Thomas se mit à réfléchir, et tenta d’intégrer cette nouvelle donnée à son propre but. Une pareille détermination pouvait être utile, si elle était bien dirigée. Ce ne fut cependant que plusieurs heures plus tard qu’il aborda de nouveau Mitsui.
— Est-ce que ça te plairait, demanda-t-il avec douceur, d’augmenter ton tarif de dix à mille pour chacun de tes enfants, et deux mille pour Alice ?
L’alarme extérieure attira Ardmore vers l’entrée bien avant que Thomas n’ait sifflé l’air qui activait l’ouverture. Dans la salle de vigie, observant la porte sur un moniteur, le pouce posé sur un bouton de contrôle, Ardmore était prêt à foudroyer tout visiteur indésirable. Quand il vit entrer Thomas, son pouce se détendit, mais la vue de son compagnon le crispa de nouveau. Un Panasiate ! Il faillit les abattre tous les deux par simple réflexe, avant de reprendre son sang-froid. Il y avait une infime possibilité que Thomas ramène un prisonnier pour qu’on l’interroge.

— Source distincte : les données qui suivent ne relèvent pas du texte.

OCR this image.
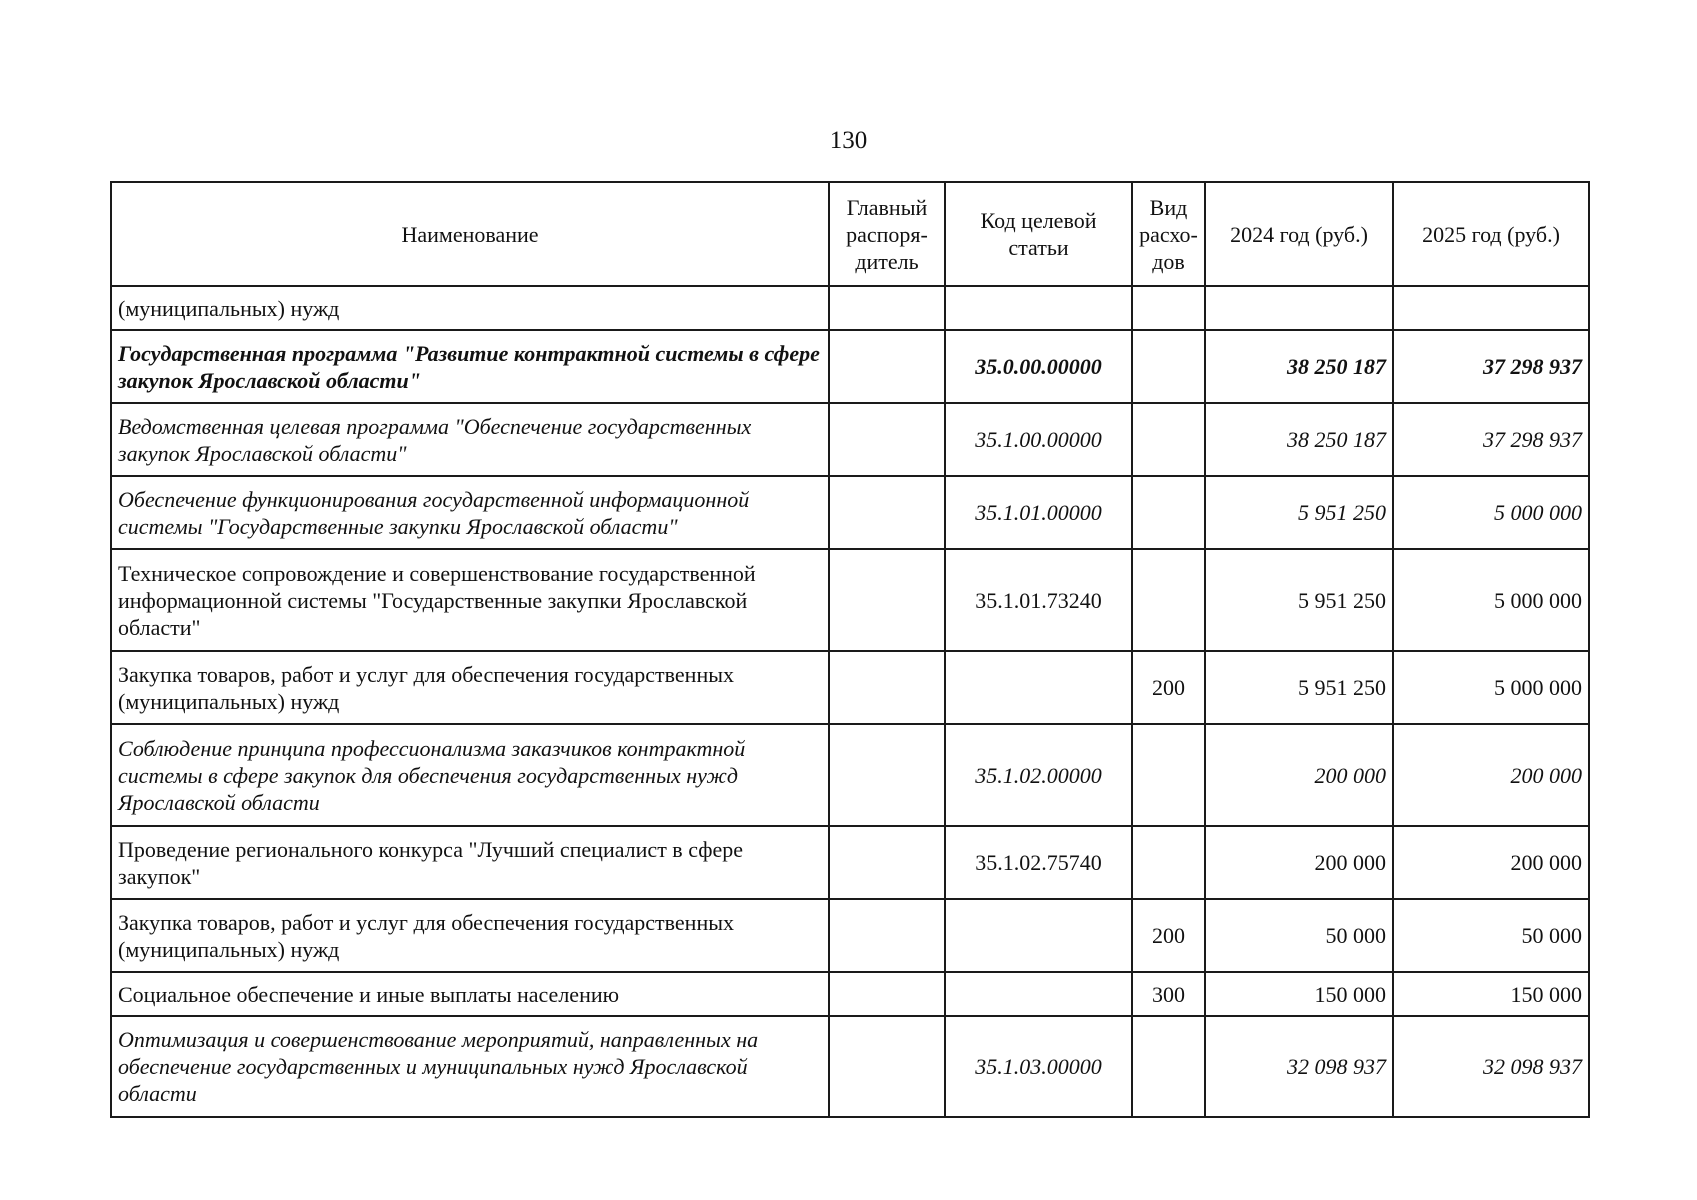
130
Наименование	Главный распоря-дитель	Код целевой статьи	Вид расхо-дов	2024 год (руб.)	2025 год (руб.)
(муниципальных) нужд					
Государственная программа "Развитие контрактной системы в сфере закупок Ярославской области"		35.0.00.00000		38 250 187	37 298 937
Ведомственная целевая программа "Обеспечение государственных закупок Ярославской области"		35.1.00.00000		38 250 187	37 298 937
Обеспечение функционирования государственной информационной системы "Государственные закупки Ярославской области"		35.1.01.00000		5 951 250	5 000 000
Техническое сопровождение и совершенствование государственной информационной системы "Государственные закупки Ярославской области"		35.1.01.73240		5 951 250	5 000 000
Закупка товаров, работ и услуг для обеспечения государственных (муниципальных) нужд			200	5 951 250	5 000 000
Соблюдение принципа профессионализма заказчиков контрактной системы в сфере закупок для обеспечения государственных нужд Ярославской области		35.1.02.00000		200 000	200 000
Проведение регионального конкурса "Лучший специалист в сфере закупок"		35.1.02.75740		200 000	200 000
Закупка товаров, работ и услуг для обеспечения государственных (муниципальных) нужд			200	50 000	50 000
Социальное обеспечение и иные выплаты населению			300	150 000	150 000
Оптимизация и совершенствование мероприятий, направленных на обеспечение государственных и муниципальных нужд Ярославской области		35.1.03.00000		32 098 937	32 098 937
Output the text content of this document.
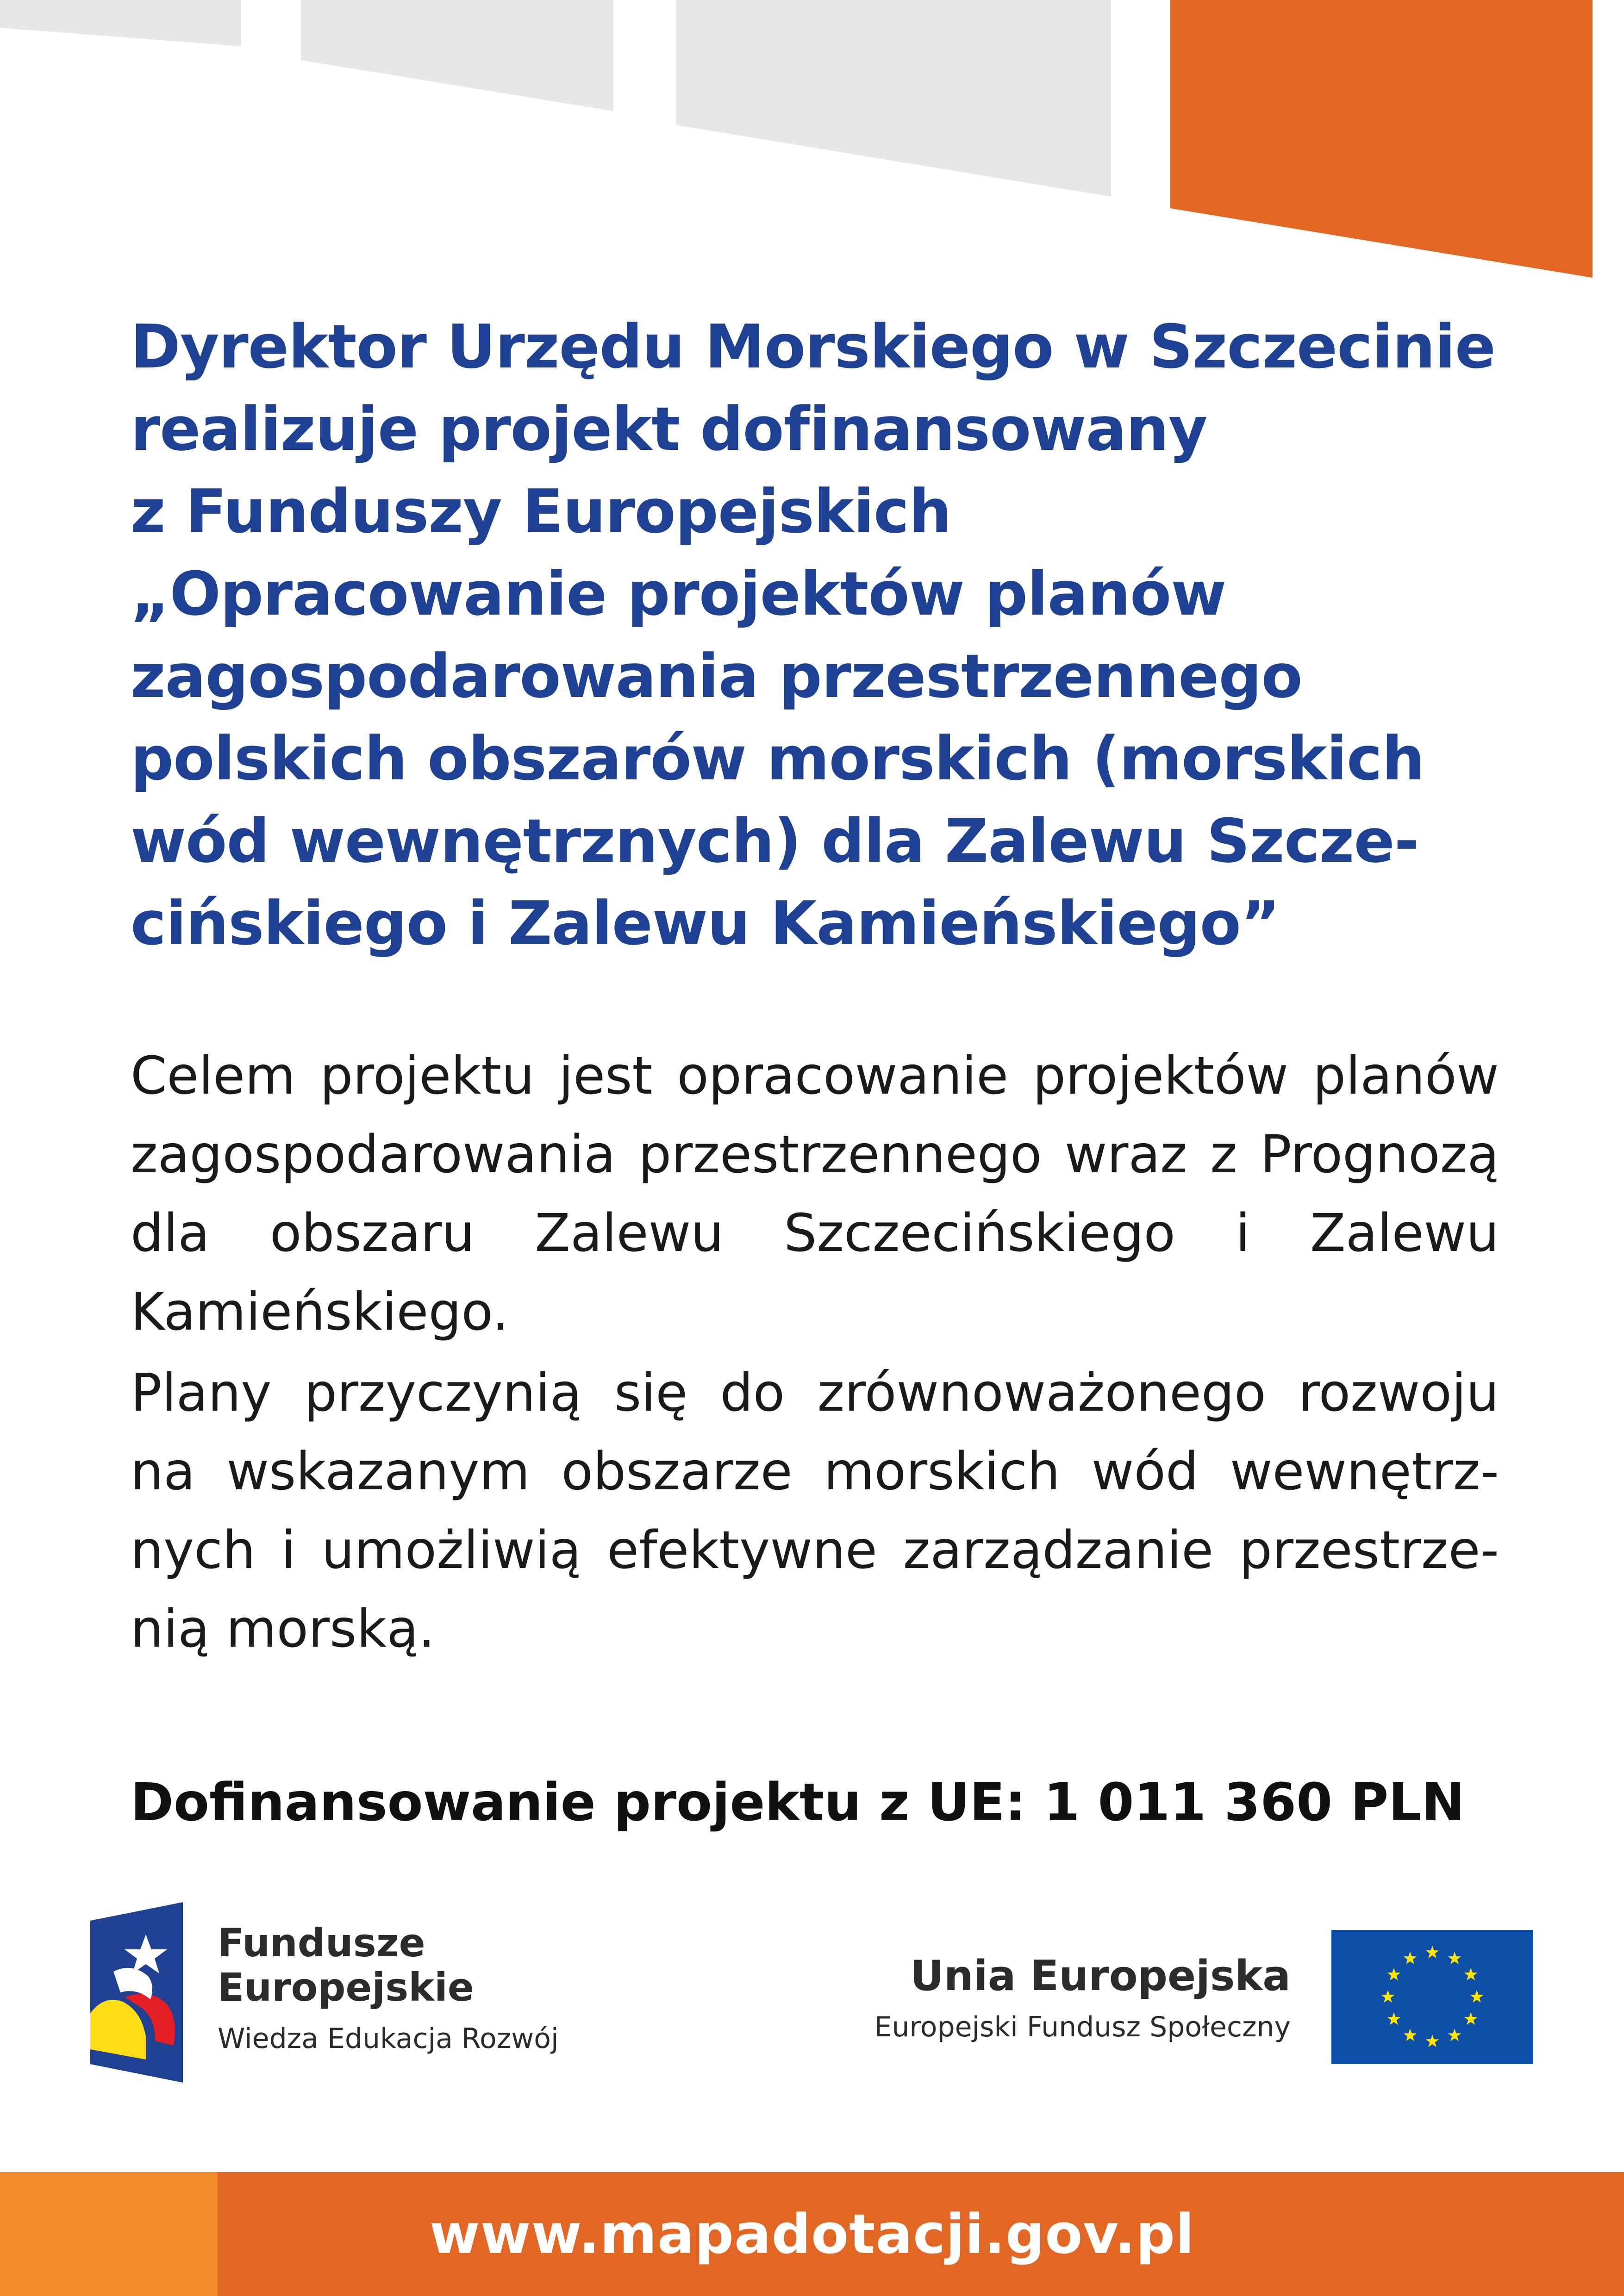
Dyrektor Urzędu Morskiego w Szczecinie
realizuje projekt dofinansowany
z Funduszy Europejskich
„Opracowanie projektów planów
zagospodarowania przestrzennego
polskich obszarów morskich (morskich
wód wewnętrznych) dla Zalewu Szcze-
cińskiego i Zalewu Kamieńskiego”

Celem projektu jest opracowanie projektów planów
zagospodarowania przestrzennego wraz z Prognozą
dla obszaru Zalewu Szczecińskiego i Zalewu
Kamieńskiego.

Plany przyczynią się do zrównoważonego rozwoju
na wskazanym obszarze morskich wód wewnętrz-
nych i umożliwią efektywne zarządzanie przestrze-
nią morską.

Dofinansowanie projektu z UE: 1 011 360 PLN

Fundusze
Europejskie
Wiedza Edukacja Rozwój
Unia Europejska
Europejski Fundusz Społeczny
www.mapadotacji.gov.pl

— Major ! Major Ardmore ! C’est Thomas !
— Restez où vous êtes. Tous les deux.
— Rien à craindre, major. Il est américain. Je réponds de lui.
— C’est possible, mais déshabillez-vous quand même, tous les deux.
La voix parvenant à Thomas par l’interphone demeurait nettement soupçonneuse. Les deux hommes s’exécutèrent, Thomas mordant sa lèvre d’humiliation, Mitsui tremblant d’agitation. Il n’y comprenait rien et avait l’impression d’être pris au piège.